Une soirée avec les petites nyctales

25-01-2022

Une petite nyctale attrapée par l’équipe de l’OOM. Le nom scientifique de l’espèce est Aegolius acadicus. Photo: Donald Robitaille

Pour voir de petites nyctales dans la nature, il faut de bons yeux : elles sont très discrètes. Nous nous sommes donc invités à l’Observatoire d’oiseaux de McGill pour une soirée en leur compagnie.

Un « onnnn ! » d’attendrissement. Voilà le son le plus entendu lors de notre passage dans la cabane de l’Arboretum Morgan, dans l’ouest de l’île de Montréal.
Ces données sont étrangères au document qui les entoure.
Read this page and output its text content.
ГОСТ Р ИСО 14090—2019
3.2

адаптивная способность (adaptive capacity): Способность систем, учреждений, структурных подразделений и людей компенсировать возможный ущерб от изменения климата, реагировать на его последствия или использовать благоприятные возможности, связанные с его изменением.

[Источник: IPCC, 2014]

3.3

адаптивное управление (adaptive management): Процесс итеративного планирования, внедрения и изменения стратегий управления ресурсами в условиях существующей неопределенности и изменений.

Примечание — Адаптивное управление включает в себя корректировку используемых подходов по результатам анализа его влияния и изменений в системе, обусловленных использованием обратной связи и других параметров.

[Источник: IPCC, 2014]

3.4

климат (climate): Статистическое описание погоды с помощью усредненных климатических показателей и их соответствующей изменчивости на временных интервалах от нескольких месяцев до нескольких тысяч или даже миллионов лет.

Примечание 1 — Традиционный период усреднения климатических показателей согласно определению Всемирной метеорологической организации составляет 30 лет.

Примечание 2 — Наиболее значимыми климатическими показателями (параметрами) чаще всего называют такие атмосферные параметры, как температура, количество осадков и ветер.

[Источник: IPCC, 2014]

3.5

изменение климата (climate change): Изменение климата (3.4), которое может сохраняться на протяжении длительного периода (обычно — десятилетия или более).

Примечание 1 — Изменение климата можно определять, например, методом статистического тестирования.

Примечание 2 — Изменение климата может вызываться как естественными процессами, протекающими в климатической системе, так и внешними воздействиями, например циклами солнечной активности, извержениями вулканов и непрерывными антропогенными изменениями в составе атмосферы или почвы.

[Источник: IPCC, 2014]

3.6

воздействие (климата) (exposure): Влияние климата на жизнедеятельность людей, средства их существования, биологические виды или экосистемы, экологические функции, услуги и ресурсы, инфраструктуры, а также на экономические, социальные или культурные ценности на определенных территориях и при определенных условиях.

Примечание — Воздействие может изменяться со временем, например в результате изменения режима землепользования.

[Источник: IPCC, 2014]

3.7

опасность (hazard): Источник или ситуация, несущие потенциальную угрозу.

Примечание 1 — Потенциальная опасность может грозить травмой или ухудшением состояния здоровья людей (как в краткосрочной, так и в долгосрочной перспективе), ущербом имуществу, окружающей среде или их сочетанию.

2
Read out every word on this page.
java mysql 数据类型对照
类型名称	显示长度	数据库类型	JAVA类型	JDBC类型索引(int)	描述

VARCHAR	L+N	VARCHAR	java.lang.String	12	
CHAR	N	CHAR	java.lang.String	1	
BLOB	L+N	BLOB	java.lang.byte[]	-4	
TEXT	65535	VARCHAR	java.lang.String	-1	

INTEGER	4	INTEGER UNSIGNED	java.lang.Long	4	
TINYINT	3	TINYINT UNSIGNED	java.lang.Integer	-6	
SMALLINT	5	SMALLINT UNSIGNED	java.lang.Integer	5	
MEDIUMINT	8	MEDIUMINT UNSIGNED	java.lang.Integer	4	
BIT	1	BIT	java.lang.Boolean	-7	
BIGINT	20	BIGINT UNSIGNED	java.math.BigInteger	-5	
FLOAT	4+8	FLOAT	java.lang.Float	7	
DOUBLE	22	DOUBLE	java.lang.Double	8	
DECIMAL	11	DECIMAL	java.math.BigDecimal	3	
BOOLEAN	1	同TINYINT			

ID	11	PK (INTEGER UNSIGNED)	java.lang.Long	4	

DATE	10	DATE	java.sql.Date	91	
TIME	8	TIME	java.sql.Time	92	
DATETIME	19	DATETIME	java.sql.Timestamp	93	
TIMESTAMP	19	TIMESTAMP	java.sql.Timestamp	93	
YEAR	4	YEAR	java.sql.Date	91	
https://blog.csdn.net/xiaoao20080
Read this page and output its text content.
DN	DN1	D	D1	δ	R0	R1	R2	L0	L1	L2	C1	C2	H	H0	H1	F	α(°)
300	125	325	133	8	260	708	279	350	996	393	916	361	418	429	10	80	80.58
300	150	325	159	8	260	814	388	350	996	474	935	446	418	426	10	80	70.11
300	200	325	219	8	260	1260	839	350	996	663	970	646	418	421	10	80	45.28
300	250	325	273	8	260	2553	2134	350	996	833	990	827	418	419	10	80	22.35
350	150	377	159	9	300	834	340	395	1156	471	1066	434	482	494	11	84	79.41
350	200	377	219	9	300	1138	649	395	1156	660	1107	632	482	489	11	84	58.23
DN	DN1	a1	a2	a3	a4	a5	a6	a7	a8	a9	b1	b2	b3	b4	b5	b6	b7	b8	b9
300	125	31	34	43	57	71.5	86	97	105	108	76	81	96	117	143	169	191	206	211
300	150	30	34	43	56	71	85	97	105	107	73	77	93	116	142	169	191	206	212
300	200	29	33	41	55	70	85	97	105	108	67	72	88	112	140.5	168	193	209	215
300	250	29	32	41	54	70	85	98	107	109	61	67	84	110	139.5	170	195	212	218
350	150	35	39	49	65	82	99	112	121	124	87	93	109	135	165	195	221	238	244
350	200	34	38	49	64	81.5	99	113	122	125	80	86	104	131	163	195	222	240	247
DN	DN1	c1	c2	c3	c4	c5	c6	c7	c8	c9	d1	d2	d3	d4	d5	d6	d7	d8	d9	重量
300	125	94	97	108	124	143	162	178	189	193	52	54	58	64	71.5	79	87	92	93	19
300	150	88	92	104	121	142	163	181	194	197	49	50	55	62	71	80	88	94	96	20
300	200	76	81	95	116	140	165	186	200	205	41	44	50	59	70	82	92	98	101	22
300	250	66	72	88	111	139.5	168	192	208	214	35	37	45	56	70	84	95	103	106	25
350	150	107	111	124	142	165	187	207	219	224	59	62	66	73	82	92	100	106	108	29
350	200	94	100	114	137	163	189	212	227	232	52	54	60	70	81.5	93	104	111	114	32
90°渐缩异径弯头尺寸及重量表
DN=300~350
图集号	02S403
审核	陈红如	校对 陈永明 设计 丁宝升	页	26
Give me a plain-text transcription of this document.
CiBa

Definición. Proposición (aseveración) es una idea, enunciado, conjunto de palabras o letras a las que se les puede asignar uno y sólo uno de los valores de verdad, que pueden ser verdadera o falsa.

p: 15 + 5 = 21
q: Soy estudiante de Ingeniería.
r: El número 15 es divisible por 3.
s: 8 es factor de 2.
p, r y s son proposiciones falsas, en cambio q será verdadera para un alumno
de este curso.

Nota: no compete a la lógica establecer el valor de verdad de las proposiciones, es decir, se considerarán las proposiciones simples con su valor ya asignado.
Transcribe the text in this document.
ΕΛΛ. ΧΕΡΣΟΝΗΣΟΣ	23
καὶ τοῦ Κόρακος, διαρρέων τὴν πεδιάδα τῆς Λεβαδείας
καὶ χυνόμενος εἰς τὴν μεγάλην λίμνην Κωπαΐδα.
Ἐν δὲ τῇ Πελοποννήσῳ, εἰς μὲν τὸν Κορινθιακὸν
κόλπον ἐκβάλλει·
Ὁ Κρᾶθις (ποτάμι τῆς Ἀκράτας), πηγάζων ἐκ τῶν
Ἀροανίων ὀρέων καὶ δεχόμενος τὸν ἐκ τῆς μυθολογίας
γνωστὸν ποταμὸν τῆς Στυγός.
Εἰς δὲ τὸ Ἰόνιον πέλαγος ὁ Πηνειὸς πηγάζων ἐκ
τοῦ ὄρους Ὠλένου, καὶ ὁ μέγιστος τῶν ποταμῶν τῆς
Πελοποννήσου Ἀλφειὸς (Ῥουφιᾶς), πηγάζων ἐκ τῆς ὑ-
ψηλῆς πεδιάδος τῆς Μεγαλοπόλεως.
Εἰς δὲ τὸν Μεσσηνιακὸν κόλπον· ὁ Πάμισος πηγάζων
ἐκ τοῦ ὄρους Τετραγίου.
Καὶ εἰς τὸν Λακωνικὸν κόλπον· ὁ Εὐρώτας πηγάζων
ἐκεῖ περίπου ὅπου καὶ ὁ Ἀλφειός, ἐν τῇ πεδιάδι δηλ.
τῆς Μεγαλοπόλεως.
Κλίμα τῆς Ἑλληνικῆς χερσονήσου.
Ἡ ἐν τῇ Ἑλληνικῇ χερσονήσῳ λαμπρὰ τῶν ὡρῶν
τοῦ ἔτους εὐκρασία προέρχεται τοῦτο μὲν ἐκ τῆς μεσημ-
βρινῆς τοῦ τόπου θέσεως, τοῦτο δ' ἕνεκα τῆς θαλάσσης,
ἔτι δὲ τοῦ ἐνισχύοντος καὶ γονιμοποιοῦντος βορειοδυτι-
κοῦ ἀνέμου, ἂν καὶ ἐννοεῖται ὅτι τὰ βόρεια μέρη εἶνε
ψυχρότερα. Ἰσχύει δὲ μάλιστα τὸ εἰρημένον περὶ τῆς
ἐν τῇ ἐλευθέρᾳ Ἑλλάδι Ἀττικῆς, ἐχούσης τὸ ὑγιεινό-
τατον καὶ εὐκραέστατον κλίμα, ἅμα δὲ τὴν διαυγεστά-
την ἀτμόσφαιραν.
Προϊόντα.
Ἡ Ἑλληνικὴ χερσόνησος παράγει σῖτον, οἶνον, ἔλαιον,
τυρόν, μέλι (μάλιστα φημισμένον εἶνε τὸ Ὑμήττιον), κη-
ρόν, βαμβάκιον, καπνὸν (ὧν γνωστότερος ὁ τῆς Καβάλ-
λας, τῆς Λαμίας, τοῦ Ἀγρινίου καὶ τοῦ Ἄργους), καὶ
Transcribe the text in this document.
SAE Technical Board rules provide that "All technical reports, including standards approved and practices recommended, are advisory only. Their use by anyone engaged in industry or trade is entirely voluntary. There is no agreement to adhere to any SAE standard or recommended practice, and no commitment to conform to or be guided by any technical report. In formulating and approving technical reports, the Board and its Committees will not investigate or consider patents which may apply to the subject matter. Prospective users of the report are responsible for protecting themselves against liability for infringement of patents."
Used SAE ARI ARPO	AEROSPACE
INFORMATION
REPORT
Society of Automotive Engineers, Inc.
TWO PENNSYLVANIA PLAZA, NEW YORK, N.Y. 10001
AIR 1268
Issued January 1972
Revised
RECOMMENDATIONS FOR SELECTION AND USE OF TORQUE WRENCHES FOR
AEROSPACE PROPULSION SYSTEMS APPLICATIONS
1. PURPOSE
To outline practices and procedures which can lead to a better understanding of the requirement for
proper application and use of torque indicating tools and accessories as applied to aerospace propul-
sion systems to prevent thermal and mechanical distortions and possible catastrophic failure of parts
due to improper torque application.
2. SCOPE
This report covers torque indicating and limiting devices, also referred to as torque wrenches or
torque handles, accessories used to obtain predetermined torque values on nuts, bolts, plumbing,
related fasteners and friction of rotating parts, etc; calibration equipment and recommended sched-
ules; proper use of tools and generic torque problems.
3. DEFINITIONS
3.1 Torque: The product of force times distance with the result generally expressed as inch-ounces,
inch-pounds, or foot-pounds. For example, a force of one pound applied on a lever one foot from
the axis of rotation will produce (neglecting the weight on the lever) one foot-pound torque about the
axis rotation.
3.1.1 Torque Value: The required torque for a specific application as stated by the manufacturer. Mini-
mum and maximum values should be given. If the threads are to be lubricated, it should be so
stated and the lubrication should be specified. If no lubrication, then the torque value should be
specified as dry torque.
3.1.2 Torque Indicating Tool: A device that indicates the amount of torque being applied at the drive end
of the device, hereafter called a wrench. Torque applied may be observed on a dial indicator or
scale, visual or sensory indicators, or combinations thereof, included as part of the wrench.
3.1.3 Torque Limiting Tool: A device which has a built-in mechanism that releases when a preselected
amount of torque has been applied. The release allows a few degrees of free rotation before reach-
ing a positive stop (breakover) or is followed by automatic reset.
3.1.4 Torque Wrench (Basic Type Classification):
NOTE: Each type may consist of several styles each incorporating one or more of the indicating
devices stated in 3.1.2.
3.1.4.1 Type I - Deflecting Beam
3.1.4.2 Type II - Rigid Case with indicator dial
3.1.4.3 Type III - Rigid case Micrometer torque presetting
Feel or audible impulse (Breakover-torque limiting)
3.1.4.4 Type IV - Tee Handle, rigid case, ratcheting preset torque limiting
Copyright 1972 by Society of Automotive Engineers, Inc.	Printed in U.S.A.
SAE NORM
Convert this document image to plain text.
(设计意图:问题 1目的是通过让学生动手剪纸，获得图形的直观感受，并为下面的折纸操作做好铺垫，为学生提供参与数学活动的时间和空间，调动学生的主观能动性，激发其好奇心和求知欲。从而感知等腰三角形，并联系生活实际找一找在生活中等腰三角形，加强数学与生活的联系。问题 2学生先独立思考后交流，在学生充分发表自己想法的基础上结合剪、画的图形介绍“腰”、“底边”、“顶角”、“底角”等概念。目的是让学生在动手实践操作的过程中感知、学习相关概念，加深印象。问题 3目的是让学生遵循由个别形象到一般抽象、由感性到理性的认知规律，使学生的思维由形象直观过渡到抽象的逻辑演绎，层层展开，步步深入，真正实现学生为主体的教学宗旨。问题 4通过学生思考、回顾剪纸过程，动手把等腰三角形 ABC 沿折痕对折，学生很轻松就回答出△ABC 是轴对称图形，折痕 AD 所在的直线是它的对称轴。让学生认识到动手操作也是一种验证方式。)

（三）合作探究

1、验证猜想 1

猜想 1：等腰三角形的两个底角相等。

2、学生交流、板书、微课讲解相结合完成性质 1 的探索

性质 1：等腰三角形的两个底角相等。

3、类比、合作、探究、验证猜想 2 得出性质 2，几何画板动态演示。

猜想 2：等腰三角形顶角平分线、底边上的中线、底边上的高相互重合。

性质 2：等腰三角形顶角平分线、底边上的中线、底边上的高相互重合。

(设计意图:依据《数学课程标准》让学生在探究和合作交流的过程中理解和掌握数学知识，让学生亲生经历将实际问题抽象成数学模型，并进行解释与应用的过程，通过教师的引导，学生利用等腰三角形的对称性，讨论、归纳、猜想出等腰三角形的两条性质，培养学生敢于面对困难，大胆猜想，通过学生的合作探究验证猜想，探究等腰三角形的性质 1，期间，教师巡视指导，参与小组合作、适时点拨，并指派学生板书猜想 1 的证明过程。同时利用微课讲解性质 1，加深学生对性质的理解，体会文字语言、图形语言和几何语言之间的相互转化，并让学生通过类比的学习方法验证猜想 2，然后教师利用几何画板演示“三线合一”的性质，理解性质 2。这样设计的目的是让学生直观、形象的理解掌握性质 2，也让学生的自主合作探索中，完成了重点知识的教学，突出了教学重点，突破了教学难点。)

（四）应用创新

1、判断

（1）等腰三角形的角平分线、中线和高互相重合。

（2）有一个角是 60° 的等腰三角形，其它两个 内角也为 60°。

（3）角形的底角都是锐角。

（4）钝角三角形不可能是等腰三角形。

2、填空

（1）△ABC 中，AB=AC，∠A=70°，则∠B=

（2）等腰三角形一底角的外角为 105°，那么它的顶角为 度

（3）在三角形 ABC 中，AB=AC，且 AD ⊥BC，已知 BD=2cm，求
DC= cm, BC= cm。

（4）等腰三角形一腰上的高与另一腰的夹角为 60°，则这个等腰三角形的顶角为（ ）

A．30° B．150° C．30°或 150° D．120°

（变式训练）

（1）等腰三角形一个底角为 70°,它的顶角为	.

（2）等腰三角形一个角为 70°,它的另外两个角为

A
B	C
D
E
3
Chaque automne, dès la nuit tombée, on y opère le baguage des petites nyctales, de minuscules chouettes. Ce soir-là, deux personnes ayant fait un don à l’Observatoire d’oiseaux de McGill (OOM) y passaient la soirée pour contempler ces volatiles si mignons. Nul ne peut résister à leur bouille − y compris l’équipe de Québec Science. « Ça fait le même effet tout le temps », assure Ariane Chénard, qui pose les bagues d’aluminium à la patte des oiseaux.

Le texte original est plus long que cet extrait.